The bank agreed to the audit after talks with shareholders and staff from the Service Employees International Union Master Trust (SEIU), who had aimed to force the issue via a resolution during the upcoming KeyBank annual shareholders’ meeting.
“It’s a shame that it took pressure from shareholders for KeyBank to acknowledge they have a problem,” Van Tol said. “They had every opportunity to make things right, including by working with NCRC members. Maybe they just couldn’t face up to it – or maybe this approach just looks better on their balance sheet.”
While KeyBank’s statement announcing the audit depicts it as a voluntary step focused on internal diversity, equity and inclusion programs, the actual resolution makes plain that auditors will also engage with customers and community organizations to investigate KeyBank’s “adverse impacts on nonwhite stakeholders and communities of color.” The supporting statement attached to the resolution cites data NCRC uncovered in 2022 that suggests KeyBank is redlining in several of its major markets. Yet, when this same data was first presented to KeyBank last year by journalists, KeyBank denied any wrongful activity and deflected with misleading statements.

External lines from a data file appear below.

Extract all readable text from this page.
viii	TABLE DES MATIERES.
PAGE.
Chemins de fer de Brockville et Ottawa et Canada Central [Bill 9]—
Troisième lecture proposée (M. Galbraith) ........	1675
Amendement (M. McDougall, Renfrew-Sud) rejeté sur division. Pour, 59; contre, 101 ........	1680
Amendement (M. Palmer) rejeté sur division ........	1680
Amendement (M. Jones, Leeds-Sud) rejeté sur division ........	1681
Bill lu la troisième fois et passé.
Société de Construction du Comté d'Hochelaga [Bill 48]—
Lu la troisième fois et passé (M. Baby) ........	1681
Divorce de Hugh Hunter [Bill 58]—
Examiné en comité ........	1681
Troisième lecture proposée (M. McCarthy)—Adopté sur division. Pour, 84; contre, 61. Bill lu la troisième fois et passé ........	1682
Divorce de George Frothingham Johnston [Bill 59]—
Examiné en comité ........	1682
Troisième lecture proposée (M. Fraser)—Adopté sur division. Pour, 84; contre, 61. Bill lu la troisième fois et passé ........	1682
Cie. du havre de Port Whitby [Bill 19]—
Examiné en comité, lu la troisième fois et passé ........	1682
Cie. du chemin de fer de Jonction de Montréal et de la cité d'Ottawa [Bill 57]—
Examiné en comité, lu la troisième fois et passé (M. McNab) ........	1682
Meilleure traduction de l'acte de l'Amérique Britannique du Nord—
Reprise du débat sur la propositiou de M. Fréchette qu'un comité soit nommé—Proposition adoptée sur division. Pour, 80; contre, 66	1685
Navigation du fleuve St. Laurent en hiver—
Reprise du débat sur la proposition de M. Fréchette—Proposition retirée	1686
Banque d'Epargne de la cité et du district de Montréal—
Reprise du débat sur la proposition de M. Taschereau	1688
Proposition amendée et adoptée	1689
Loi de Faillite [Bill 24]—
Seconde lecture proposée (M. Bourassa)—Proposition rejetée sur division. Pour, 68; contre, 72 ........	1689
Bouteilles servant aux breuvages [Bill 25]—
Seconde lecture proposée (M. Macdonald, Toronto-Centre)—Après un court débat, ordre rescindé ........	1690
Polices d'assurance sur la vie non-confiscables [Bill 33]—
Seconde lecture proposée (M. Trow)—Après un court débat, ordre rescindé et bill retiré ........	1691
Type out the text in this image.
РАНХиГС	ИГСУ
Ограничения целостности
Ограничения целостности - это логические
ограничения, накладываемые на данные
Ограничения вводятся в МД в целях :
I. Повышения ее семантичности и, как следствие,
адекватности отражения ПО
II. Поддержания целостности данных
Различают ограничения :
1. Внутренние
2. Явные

The same data that forced KeyBank into the discussions that produced this independent audit were published in an NCRC report. That report detailed KeyBank’s failure to fulfill promises it made in a community benefits agreement signed in 2016 ahead of its purchase of First Niagara. NCRC terminated its relationship with the bank late last year over the same conduct.
The report showed that after the purchase, KeyBank became the worst lender for Black borrowers among the nation’s 50 largest mortgage providers. A geospatial analysis of the same data found patterns of lending that closely resemble historic redlining in several of the bank’s primary markets.